Another query yet to be answered is the role of obesity and inflammatory markers in PTCS. Arguably, obesity is an inflammatory state. One theory hypothesizes that fat tissues synthesize pro-inflammatory markers and OCBs, which pass from serum to CSF as seen in the rare disease "rapid-onset obesity with hypothalamic dysfunction hypoventilation, and autonomic dysregulation syndrome" [9-10]. However, Altıokka-Uzun G et al. also found TNF-α and IL-17, higher in CSF than serum concentrations in PTCS, indicating the intrathecal presence of cytokine-producing immune cells and further quizzing the role of B and T cells inside CSF.

Research by El-Tamawy, M.S. et al. studying immunological markers and OCBs in Egyptian patients showed the duration of illness being longer in OCB positive patients with a mean of (27.5 + 15.92 months) than in OCB negative patients [11]. In addition, the TNF-α level was also significantly higher in OCB positive group, correlating with the Altıokka-Uzun G et al. finding.

Despite some evidence of immunological markers in PTCS, first-line medical treatment remains acetazolamide, along with weight loss [2,10]. On the other hand, topiramate has shown promising results, as it also causes significant weight loss and is studied to be as effective as acetazolamide [10]. In addition, high-dose pulsatile steroids have been suggested as a temporary option in patients with acute worsening of vision till they get surgically fixed [12]. Surgical treatment for medically refractory and worsening visual loss is A) optic nerve sheath fenestration (ONFS) and B) CSF diversion via ventriculoperitoneal shunt (VP shunt) or lumboperitoneal shunt (LS). However, the first line of surgical therapy amongst these is variable [13].
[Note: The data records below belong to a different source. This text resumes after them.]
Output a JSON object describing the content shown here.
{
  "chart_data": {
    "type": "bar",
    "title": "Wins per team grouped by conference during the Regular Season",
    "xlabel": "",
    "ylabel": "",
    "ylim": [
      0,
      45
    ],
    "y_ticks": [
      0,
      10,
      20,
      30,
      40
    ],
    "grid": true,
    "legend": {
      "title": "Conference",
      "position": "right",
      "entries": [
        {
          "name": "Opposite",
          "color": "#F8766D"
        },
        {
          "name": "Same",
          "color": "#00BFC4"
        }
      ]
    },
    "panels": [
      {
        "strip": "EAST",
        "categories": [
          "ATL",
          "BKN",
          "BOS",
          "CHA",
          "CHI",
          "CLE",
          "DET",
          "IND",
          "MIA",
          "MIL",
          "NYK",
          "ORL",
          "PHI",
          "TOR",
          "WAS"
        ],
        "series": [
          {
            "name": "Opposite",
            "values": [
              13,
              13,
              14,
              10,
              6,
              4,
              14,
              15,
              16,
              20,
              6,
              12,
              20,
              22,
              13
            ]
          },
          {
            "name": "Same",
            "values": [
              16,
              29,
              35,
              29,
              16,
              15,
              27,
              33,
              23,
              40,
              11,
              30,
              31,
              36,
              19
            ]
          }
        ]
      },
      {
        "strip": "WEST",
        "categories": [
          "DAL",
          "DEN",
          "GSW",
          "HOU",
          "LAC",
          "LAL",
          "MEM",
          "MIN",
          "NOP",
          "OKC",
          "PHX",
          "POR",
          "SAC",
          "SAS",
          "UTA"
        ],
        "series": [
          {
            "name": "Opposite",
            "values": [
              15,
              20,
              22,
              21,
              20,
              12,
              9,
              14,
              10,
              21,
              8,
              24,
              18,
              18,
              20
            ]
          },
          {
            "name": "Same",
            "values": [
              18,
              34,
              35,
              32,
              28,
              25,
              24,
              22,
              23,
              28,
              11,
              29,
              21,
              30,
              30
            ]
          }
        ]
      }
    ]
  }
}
The patient was refractory to high-dose acetazolamide. He went through right eye ONFS with improvement in peripheral vision, and after one month, ONFS in the left eye with no progress so far.

Our case is unique, as the patient had a gradual bilateral visual loss with papilledema and without headaches, tinnitus, hemifacial spasms, weakness, or cranial nerve palsies, especially, no abducens nerve palsy. At the same time, his CSF workup was novel for eight restricted oligoclonal bands (OCBs) in the CSF and two separate non-restricted OCBs in serum and CSF; the highest number reported of restricted OCBs in PTCS without a secondary cause as per our knowledge. Data regarding similar case reports on PTCS without secondary cause and OCBs are scarce. A similar case to ours was reported recently of a 33-year-old, morbidly obese woman who developed progressively worsening blurry vision with papilledema and temporal headache. CSF had 15 OCBs, and with the help of radiological findings, she was diagnosed with an overlap of MS and IIH [14].

Conclusions

Pseudotumor cerebri syndrome's exact pathophysiology is unknown. However, evolving data regarding multiple inflammatory markers found in CSF also suggest immunological involvement in PTCS pathogenesis. Males with PTCS can present without headache and tinnitus and overall have a higher propensity toward visual loss, making early ophthalmological exams crucial for a better prognosis. Future trials of OCB-positive PTCS patients may help prove an association of OCB with the duration and severity of the disease.